Corporal punishment practised in Limpopo, especially by older teachers
More than 20 years after corporal punishment was outlawed, teachers are still practising it at schools.
This was the submission made by Mamahlodi Masipa, child protection manager at Save the Children in Limpopo, to an SA Human Rights Commission hearing on bullying, corporal punishment and sex between educators and pupils at schools in Limpopo.
Masipa said the non-profit organisation, in separate interactions with pupils and teachers, also found that there was a lot of bullying happening in schools. She said apart from corporal punishment, gangsterism was rife, there was substance abuse, sexual harassment and abuse at schools.
“Bullying is at the top of the list and teachers are continuing to use corporal punishment,” she said.

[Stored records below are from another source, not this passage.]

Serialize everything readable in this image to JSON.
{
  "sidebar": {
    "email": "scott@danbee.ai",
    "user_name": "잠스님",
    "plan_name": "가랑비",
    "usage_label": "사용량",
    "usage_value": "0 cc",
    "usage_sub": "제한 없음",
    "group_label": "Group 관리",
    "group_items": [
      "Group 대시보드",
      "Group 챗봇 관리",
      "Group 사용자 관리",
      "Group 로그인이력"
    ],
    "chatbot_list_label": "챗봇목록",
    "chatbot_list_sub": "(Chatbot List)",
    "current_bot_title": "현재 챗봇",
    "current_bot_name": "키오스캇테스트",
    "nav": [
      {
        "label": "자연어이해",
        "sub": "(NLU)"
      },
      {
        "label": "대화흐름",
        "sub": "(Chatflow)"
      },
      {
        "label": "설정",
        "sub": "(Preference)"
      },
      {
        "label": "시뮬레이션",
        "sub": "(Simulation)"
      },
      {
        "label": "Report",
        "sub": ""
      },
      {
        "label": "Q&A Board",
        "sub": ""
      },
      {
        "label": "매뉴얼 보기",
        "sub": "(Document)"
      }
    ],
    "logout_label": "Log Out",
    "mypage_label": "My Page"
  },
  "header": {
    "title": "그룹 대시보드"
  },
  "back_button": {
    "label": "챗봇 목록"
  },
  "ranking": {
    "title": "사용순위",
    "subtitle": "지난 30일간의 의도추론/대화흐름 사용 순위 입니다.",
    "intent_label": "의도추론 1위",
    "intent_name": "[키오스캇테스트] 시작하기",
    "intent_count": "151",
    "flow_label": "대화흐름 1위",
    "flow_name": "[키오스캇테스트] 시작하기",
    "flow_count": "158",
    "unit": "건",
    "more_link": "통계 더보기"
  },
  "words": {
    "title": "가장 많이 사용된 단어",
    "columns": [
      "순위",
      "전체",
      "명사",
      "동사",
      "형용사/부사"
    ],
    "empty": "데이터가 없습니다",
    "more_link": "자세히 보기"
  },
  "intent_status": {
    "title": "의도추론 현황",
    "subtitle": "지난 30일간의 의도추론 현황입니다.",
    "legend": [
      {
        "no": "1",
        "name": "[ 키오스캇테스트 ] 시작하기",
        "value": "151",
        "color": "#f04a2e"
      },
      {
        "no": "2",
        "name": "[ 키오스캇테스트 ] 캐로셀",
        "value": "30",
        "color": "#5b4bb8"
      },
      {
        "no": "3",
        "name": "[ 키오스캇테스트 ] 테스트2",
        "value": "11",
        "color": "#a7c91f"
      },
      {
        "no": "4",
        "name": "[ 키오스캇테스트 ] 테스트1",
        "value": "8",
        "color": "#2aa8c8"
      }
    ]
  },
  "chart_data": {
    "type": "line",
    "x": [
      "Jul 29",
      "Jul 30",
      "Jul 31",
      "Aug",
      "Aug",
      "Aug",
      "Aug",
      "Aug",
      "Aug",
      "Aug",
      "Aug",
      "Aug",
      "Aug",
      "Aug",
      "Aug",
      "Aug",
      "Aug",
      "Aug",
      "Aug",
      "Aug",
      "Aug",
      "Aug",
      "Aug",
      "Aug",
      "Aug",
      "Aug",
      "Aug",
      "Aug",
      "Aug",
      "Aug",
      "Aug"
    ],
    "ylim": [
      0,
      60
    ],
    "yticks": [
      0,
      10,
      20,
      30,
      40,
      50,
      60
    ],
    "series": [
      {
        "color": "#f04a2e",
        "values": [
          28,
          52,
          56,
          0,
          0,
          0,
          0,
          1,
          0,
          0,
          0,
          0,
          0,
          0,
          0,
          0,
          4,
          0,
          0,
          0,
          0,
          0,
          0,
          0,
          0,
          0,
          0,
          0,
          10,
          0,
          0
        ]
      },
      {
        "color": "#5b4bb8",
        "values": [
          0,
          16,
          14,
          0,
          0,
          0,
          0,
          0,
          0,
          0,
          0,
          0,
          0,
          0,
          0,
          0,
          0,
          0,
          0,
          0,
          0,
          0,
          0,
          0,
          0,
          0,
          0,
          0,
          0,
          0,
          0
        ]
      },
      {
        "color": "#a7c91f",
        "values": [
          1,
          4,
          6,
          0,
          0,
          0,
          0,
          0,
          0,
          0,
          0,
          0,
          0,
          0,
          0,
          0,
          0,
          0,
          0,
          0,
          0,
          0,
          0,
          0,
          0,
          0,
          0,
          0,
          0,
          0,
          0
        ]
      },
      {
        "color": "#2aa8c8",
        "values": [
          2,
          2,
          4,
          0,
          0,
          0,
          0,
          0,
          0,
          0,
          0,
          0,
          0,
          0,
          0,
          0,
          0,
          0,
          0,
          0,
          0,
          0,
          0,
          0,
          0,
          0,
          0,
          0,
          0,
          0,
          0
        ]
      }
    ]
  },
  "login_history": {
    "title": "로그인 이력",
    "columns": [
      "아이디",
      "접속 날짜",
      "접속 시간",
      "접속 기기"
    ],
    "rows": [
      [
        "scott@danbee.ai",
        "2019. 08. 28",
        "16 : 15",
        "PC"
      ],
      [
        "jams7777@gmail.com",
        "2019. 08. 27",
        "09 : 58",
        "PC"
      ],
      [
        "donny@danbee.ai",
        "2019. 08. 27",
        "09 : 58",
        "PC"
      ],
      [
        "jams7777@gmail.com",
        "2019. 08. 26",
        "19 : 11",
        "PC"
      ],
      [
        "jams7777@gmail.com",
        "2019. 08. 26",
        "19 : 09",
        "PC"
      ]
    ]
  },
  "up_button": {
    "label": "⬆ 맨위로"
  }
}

Masipa said in their interactions with teachers, it seemed there was not a lot of training of educators in terms of positive discipline. She said teachers explained why they practised corporal punishment, even though it was unlawful.
“We find that usually educators post-1994 are sort of accepting of the fact that corporal punishment is not part of the way they should discipline children.
“But people who became educators before 1994 find themselves using corporal punishment because — this is the information we get directly from the teachers — this is what they had known all along.”
Masipa said teachers said corporal punishment tended to be something that quickly solved the issue happening at the time. She said positive discipline was a long-term solution.
She did not, however, have statistics to indicate how prevalent bullying and corporal punishment was in Limpopo.
The commission's senior legal officer, Dr Eileen Carter, said she knew corporal punishment was still happening but added what could stop it was if the commission could be pointed to areas where it was happening.
Masipa said information about the prevalence of corporal punishment and bullying was obtained from teachers and pupils the organisation interacted with in the province.
“We have selected areas we are operating from. When we visit those schools, they say the same thing. It was not a survey, it came up as we were engaging with educators and teachers.”
Teachers' union the Suid-Afrikaanse Onderwysers Unie (SAOU) in Limpopo said close to 70% of its members indicated in a survey that bullying was a problem at schools.
Magnus Steyn, SAOU chair for Limpopo, said in that survey a question was asked if bullying was “positively addressed at your school”.
Steyn said 65% said yes and 33.1% said no to that question.
On the question of to what extent the department of basic education was involved in the reporting of and addressing bullying behaviour at schools, 61% said “not at all”, while 21% of the respondents said “partly”, and 9.2% said “adequately”.
The commission decided to hold hearings after noting an increase in reports related to corporal punishment and sexual relationships between teachers and pupils.
There were also incidents of bullying, one of which led a pupil to take her own life.